Tezin Türü: Doktora
Tezin Yürütüldüğü Kurum: Orta Doğu Teknik Üniversitesi, Mühendislik Fakültesi, Makina Mühendisliği Bölümü, Türkiye
Tezin Onay Tarihi: 2012
Öğrenci: GENCER KOÇ
Danışman: CÜNEYT SERT
Özet:Air velocities induced by underground vehicles in complex metro systems are obtained using artificial neural networks. Complex tunnel shaft-systems with any number of tunnels and shafts and with most of the practically possible geometries encountered in underground structures can be simulated with the proposed method. A single neural network, of type feed-forward back propagation, with a single hidden layer is trained for modelling a single tunnel segment. Train and tunnel parameters that have influence on the vehicle induced flow characteristics are used together to obtain non-dimensional input and target parameters. First input parameter is the major head loss coefficient of tunnel, (L/D)_Tunnel.

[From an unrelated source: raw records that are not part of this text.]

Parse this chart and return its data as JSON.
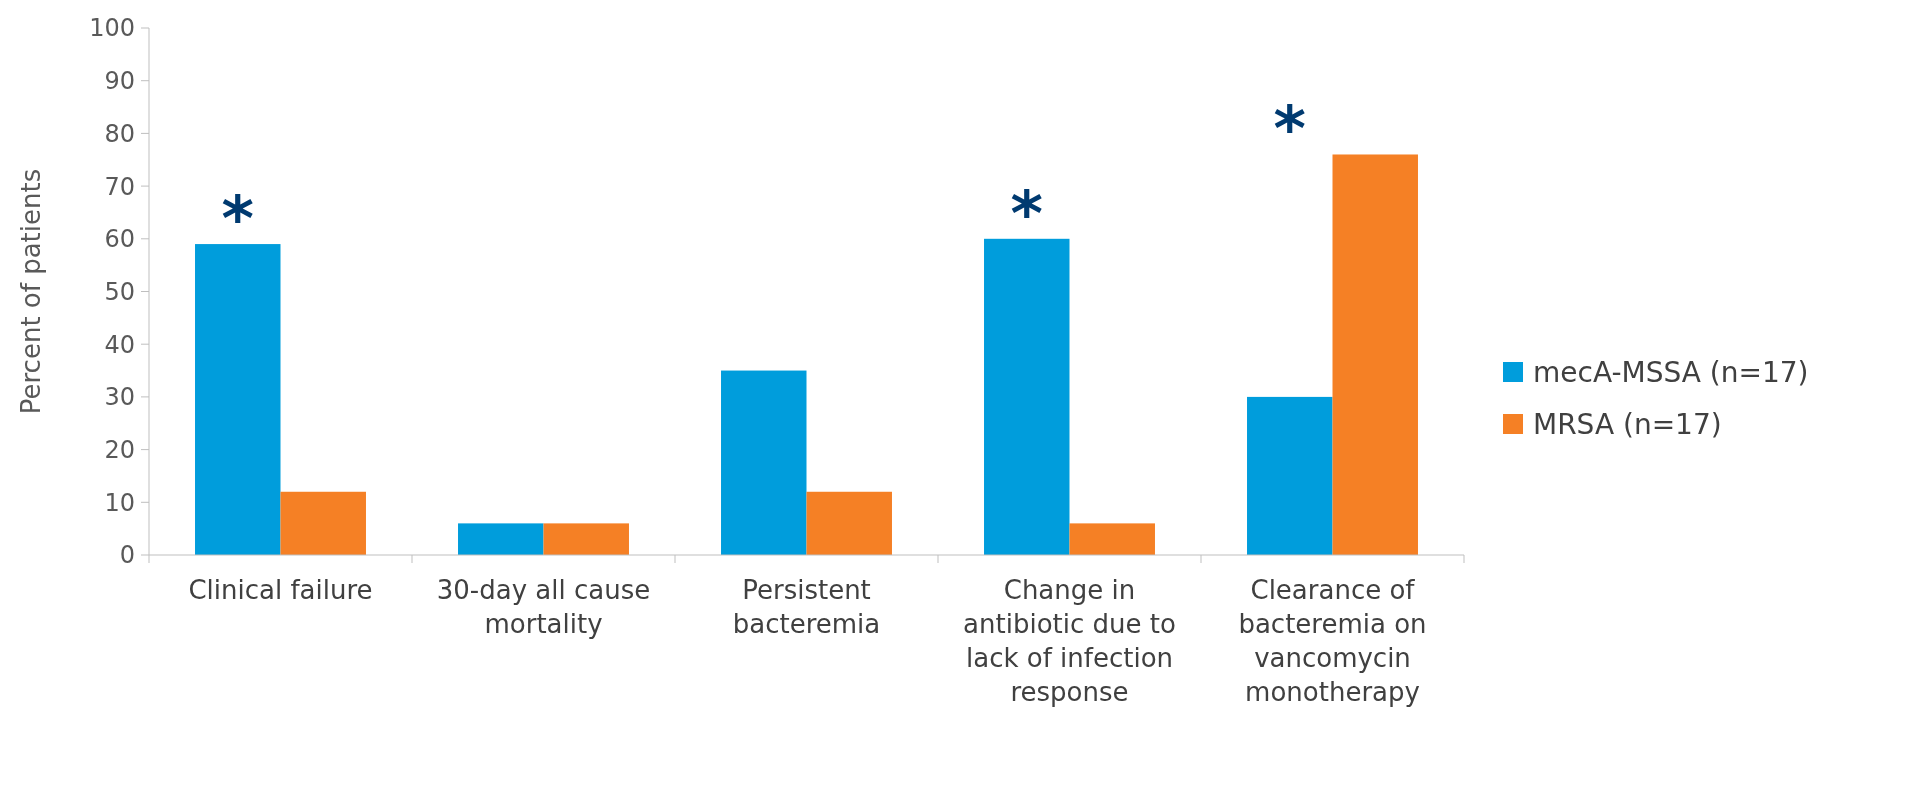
{
  "chart_data": {
    "type": "bar",
    "ylabel": "Percent of patients",
    "categories": [
      "Clinical failure",
      "30-day all cause mortality",
      "Persistent bacteremia",
      "Change in antibiotic due to lack of infection response",
      "Clearance of bacteremia on vancomycin monotherapy"
    ],
    "series": [
      {
        "name": "mecA-MSSA (n=17)",
        "color": "#009ddc",
        "values": [
          59,
          6,
          35,
          60,
          30
        ]
      },
      {
        "name": "MRSA (n=17)",
        "color": "#f58025",
        "values": [
          12,
          6,
          12,
          6,
          76
        ]
      }
    ],
    "ylim": [
      0,
      100
    ],
    "yticks": [
      0,
      10,
      20,
      30,
      40,
      50,
      60,
      70,
      80,
      90,
      100
    ],
    "grid": false,
    "legend": "right",
    "annotations": [
      {
        "text": "*",
        "x": "Clinical failure",
        "y": 59
      },
      {
        "text": "*",
        "x": "Change in antibiotic due to lack of infection response",
        "y": 60
      },
      {
        "text": "*",
        "x": "Clearance of bacteremia on vancomycin monotherapy",
        "y": 76
      }
    ]
  }
}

Blockage ratio A_Train/A_Tunnel and train aspect ratio (D/L)_Train are selected to be non-dimensional input parameters to represent the system geometry. As the final input parameter, skin friction coefficient of the train, f_Train drag coefficient of the train, C_D; frontal area of the train, A_Train and lateral area of the train, A_Lateral are combined into a single overall drag coefficient based on the train frontal area. Non-dimensional V_Air/V_Train speed ratio is selected to be the target parameter. Using maximum air velocity predicted by the trained neural network together with non dimensional system parameters and time, an additional neural network is trained for predicting the deceleration of air in case of train stoppage within the tunnel system and departure of the train from the system. A simulation tool for predicting time dependent velocity profile of air in metro systems is developed with the trained neural networks.